Coge la prensa de toda la semana, la encontrarás en mi despacho y te la lees de
cabo a rabo.
—¡Hurra!
—Veo
que estás contento, ¿eh?
—Más
que contento... Prometo solemnemente levantarme como antes, a las siete y
media.
—Ya
veremos. Y ahora, vámonos.
—¿Dónde?
—¡Qué
despistado! Hoy llega el profesor Steward. Tuvo un accidente en París y la
policía lo encontró, amordazado y sin sentido, en una callejuela del Barrio
Latino. ¡Pero esto hace un mes que ha salido en los periódicos!
—También
prometo leerlos todos los días.

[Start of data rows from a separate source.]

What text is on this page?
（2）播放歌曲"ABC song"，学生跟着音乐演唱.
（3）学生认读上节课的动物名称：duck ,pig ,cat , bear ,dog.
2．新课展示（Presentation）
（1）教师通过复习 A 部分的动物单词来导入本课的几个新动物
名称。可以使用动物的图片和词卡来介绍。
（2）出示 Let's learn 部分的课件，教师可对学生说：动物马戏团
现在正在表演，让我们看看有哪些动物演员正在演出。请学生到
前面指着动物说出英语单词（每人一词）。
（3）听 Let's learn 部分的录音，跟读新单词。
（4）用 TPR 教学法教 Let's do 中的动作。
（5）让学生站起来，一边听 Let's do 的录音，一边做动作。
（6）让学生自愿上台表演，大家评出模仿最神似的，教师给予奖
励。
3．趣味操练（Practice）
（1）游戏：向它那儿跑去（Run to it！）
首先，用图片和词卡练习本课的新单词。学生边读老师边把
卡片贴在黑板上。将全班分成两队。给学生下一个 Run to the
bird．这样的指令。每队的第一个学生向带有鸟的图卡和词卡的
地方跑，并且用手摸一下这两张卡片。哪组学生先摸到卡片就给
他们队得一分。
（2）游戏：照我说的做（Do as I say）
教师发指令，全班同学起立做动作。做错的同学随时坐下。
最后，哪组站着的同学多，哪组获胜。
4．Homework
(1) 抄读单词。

Salieron y Stan subió en el coche de su joven
socio. Todas las calles estaban siendo engalanadas y un gentío inmenso empezaba
a agolparse en las aceras.
—¡Mira
esa mujer, Donald!
—¿Quién
es?
—¿Te
acuerdas de la solterona Lowner?
—¿La
de la gatita?
—Sí.
Anda medio loca... No hace más que comprar animales y ponerlos ante la pantalla
de la televisión...
—¿Qué
espera?
—Que
escuchen los programas y hagan girar el dial.
—¡Pobre
mujer!
—Mira,
el locutor...
—Ha
envejecido.
—Sí;
conoces aquél.
—Es
el periodista... ¿Templer, no?
—Sí.
Recostándose
en el sillón del coche, Stan suspiró:
—¡Qué bien se está en Star City! Es una ciudad alegre, confiada, con gentes curiosas, pero buenas en el fondo... ¡Y con un almacén de huevos, Stan y Compañía, que va a convertirse en uno de los más importantes de los Estados Unidos!